Possible routes for light rail expansion released; advisory group weighs public comments

SEATTLE – The first round of public comments has closed for input on Sound Transit’s Light Rail Expansion Project.  About 2,000 people showed up at community forums and another 5,000 submitted comments online.

Wednesday night, the Stakeholder Advisory Group met to consider those comments and to go over the new potential light rail routes recently released.  A group of about 30 people will work together to figure out exactly where the future routes should go in that massive $54 billion expansion project.

By foot, by bus, or by train, it’s obvious the need for public transportation is only growing in the Puget Sound.

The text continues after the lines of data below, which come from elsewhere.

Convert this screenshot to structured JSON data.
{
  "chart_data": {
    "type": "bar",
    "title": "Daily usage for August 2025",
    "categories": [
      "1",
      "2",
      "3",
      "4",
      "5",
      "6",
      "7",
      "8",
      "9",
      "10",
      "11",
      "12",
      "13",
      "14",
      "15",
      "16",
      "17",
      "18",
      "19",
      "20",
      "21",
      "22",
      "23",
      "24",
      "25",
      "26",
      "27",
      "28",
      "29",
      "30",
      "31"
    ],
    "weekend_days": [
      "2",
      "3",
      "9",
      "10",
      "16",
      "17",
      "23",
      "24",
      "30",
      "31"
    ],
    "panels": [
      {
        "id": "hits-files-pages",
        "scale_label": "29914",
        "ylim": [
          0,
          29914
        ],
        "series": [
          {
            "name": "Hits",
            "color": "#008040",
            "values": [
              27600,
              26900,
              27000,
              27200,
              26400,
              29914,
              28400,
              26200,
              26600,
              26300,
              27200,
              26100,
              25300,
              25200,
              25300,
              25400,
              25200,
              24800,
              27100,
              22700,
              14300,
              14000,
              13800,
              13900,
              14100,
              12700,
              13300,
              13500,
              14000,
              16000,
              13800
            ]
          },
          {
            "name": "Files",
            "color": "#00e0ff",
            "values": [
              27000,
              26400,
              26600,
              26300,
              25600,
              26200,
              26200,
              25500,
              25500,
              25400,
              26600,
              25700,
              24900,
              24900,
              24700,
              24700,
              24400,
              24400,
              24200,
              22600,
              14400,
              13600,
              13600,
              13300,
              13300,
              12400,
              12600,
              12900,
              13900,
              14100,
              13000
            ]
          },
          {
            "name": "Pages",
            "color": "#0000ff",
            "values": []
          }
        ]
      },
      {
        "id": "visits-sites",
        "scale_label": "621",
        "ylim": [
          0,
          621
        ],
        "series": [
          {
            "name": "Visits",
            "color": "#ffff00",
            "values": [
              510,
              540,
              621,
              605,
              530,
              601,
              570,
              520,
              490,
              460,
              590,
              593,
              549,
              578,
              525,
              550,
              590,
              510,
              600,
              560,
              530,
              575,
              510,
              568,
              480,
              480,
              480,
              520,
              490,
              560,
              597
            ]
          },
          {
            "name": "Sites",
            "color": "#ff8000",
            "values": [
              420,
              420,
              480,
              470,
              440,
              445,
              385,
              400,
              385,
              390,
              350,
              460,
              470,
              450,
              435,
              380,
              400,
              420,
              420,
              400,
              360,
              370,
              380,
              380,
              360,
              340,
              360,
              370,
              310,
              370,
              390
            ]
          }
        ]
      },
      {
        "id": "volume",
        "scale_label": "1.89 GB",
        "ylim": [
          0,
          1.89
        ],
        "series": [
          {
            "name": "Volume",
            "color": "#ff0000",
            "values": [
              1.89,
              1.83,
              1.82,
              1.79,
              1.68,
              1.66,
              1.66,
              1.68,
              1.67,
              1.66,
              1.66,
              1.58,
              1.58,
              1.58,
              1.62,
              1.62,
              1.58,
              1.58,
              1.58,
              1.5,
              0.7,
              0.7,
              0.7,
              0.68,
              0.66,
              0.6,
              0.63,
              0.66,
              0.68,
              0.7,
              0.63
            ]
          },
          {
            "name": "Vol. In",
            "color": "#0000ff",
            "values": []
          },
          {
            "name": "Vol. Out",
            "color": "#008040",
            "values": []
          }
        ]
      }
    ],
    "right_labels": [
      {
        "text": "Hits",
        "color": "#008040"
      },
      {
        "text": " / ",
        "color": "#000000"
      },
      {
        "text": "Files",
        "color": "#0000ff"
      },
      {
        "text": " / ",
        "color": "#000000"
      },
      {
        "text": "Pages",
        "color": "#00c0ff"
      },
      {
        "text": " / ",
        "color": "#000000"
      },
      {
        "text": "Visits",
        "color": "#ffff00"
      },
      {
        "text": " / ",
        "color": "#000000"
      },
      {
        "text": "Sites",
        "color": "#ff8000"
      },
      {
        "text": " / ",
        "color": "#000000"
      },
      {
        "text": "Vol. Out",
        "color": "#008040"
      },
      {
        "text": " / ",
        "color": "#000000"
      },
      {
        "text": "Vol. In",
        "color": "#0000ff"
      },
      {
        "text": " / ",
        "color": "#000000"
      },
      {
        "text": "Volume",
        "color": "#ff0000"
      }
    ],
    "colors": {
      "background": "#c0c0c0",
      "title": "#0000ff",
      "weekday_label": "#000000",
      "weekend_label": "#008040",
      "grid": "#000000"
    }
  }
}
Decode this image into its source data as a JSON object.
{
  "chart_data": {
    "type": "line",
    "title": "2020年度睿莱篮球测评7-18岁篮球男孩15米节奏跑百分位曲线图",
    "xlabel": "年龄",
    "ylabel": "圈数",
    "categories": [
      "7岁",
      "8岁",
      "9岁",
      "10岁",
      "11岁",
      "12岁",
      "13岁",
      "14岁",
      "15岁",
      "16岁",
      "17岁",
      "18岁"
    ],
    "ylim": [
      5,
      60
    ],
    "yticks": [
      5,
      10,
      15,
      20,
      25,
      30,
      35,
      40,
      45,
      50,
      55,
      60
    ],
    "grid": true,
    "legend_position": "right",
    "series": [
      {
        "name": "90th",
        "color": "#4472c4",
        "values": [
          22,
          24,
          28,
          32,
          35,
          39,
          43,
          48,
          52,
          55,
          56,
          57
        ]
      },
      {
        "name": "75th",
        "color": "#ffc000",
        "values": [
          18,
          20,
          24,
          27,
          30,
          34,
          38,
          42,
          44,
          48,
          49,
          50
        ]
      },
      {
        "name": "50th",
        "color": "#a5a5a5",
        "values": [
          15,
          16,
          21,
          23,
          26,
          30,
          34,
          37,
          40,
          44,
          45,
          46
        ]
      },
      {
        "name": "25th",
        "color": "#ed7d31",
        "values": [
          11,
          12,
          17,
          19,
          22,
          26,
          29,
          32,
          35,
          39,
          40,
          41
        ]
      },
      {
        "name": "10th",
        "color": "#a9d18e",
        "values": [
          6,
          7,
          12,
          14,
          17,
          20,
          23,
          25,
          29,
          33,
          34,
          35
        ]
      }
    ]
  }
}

“Obviously, it’s not going to be convenient for everyone to have the construction, or even the sight of it, but the reality is that Seattle is a modern thriving metropolis,” West Seattle resident William Kutscher said.

That’s why Kutscher supports light rail expansion.

For the first time, he’s getting a look at newly released possible routes in his area of West Seattle.  All of the possible routes for downtown Seattle, West Seattle, Interbay/Ballard, and the Sodo district were drawn up after Sound Transit gathered public input last month.

“Take all the various ideas that are out there in the universe and then analyze them from an engineering and project planning standpoint to figure out what’s affordable and what’s doable,” Sound Transit Senior Public Information Officer Kimberly Reason said.

Take Interbay/Ballard for instance.  One plan would put the light rail on 15th Avenue West and another route would move it to 20th Avenue and create an underground station at Market Street.

A group of about 30 community members make up a Stakeholder Advisory Group -- people "that represent businesses, that represent community organizations, entities that really care about transportation and transit in the region,” Reason said.

With public input, analysis, and other factors, they’ll ultimately make recommendations to the Sound Transit Board.

“Light rail is really not all that great because it’s never really on time,” Light Rail rider Nicholas Anderson said.

Take a page out of  Anderson’s playbook -- don’t hold back on how you feel about it.

“There’s no room for it to expand,” said Anderson.

Be sure to tell the stakeholders in your area who are on the Stakeholders Advisory Group.  Members like Mike Stewart with the Ballard Alliance and Katie Garrow from the Martin Luther King Labor Council.  They’re here to be your voice.

“You hope those people have been put in place and are the most qualified to make those decisions,” said Kutscher.

Later this month, a new round of neighborhood forums will begin.  That is just one of three rounds of six neighborhood forums starting later next month and there will be a community update in the fall and another round of open houses next year.

Ultimately, the Stakeholder Advisory Group will send its recommended routes to the Sound Transit Board.  The board will then make a final decision by next year.  After that, there will be a four- to five-year environmental impact phase.